PC Chair Anne Eldred dropped the gavel and took care of the usual business of approving minutes, but by and by they came to the first issue of public interest.
The need for a California Environmental Quality Act (CEQA) review before modifying in county code the definition of "high water line" was under discussion.
Director of Planning Tim Beals outlined the history of the definition, or lack of definition, in the code.
The County had used the most logical and readily available term for "high water line" which is essentially "the place where, in typical years, the water reaches the highest above the stream bed." This location varies a good bit from year to year, but a good technical description would be: the high water line can be described as "the highest point at which plastic bags, knots of fishing line and empty worm containers hang up in the willows."
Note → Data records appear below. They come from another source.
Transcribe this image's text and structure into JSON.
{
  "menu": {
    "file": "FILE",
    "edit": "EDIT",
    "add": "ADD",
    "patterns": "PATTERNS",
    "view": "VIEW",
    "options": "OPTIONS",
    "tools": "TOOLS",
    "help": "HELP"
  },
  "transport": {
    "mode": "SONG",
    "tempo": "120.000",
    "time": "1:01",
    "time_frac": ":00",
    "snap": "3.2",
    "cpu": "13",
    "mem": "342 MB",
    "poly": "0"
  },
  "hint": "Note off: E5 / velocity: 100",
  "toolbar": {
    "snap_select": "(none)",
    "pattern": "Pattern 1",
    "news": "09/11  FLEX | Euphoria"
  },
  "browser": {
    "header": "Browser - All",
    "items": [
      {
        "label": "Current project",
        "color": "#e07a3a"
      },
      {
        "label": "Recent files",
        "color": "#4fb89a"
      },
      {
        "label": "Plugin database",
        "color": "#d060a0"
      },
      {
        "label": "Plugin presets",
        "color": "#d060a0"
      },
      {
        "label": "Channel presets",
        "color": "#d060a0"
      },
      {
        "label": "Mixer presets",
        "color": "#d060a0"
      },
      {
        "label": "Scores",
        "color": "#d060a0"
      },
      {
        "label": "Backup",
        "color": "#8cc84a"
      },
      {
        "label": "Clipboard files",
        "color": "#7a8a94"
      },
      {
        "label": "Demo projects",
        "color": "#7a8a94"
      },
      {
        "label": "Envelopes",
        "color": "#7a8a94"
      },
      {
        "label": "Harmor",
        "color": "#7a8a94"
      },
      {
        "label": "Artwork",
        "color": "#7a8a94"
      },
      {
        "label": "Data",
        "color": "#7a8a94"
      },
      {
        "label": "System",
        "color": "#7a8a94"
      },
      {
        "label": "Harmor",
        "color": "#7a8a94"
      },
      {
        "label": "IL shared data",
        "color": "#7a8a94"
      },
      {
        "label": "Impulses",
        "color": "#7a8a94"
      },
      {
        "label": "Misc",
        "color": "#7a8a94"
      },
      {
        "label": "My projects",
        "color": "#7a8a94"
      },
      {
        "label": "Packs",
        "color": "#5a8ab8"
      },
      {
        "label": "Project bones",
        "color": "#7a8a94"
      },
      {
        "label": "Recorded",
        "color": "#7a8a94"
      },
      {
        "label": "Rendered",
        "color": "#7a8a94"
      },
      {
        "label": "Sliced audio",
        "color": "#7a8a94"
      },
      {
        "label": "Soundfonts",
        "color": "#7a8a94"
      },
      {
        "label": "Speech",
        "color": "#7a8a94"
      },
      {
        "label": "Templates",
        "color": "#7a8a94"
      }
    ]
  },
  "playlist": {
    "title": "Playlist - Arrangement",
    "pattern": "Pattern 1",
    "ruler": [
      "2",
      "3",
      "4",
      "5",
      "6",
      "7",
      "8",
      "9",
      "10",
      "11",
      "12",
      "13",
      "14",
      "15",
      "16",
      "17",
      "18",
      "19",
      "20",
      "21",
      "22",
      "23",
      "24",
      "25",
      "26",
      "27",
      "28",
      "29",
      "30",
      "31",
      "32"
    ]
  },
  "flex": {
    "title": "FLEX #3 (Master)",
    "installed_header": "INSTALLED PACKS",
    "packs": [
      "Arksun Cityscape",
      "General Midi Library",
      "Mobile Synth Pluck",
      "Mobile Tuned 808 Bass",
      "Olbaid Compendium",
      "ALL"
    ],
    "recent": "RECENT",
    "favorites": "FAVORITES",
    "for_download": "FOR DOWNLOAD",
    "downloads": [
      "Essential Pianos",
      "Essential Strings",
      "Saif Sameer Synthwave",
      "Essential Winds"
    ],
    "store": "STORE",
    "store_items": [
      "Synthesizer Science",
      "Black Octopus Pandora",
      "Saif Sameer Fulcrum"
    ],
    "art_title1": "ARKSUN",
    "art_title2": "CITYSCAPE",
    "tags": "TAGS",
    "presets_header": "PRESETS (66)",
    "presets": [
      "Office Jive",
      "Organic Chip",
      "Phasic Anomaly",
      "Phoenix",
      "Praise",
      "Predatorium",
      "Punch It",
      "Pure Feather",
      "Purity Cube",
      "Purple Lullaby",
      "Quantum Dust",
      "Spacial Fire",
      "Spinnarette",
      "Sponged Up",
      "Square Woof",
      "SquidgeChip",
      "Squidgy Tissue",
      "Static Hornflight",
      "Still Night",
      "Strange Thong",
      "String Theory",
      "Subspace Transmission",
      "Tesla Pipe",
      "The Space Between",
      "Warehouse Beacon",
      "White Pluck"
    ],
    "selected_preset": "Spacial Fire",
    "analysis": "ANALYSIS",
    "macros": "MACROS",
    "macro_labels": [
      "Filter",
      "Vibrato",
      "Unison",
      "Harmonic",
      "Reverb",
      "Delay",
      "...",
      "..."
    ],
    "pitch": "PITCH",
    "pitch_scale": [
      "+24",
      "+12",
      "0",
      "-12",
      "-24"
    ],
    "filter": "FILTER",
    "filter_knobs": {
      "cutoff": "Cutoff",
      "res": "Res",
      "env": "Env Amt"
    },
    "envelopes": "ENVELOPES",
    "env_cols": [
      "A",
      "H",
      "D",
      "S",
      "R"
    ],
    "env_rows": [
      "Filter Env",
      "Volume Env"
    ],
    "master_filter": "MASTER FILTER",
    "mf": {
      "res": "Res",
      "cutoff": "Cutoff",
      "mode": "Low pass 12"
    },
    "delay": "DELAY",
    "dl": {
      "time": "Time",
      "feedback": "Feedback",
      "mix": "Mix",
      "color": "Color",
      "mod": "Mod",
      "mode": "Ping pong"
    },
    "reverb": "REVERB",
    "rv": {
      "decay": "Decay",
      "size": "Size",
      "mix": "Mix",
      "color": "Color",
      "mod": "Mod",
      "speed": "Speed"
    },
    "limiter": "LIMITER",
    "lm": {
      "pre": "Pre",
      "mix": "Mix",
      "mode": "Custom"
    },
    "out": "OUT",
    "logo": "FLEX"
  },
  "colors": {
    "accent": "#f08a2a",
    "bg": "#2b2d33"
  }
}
That was pretty much the definition the planning department used from about 1973 to about 2006. At that time, the department decided to use "an abundance of caution", a bureaucratese term for "cover your butt and wrap it ‘til it’s water tight," and a new definition of "high water line" was sought. This one used the 100 year flood mark as the guide for the high water mark. The department began using that definition because a formation group of High Sierra Rural Alliance, composed of two ex-planning department staff members, wrote a letter complaining that the high water line definition was too vague.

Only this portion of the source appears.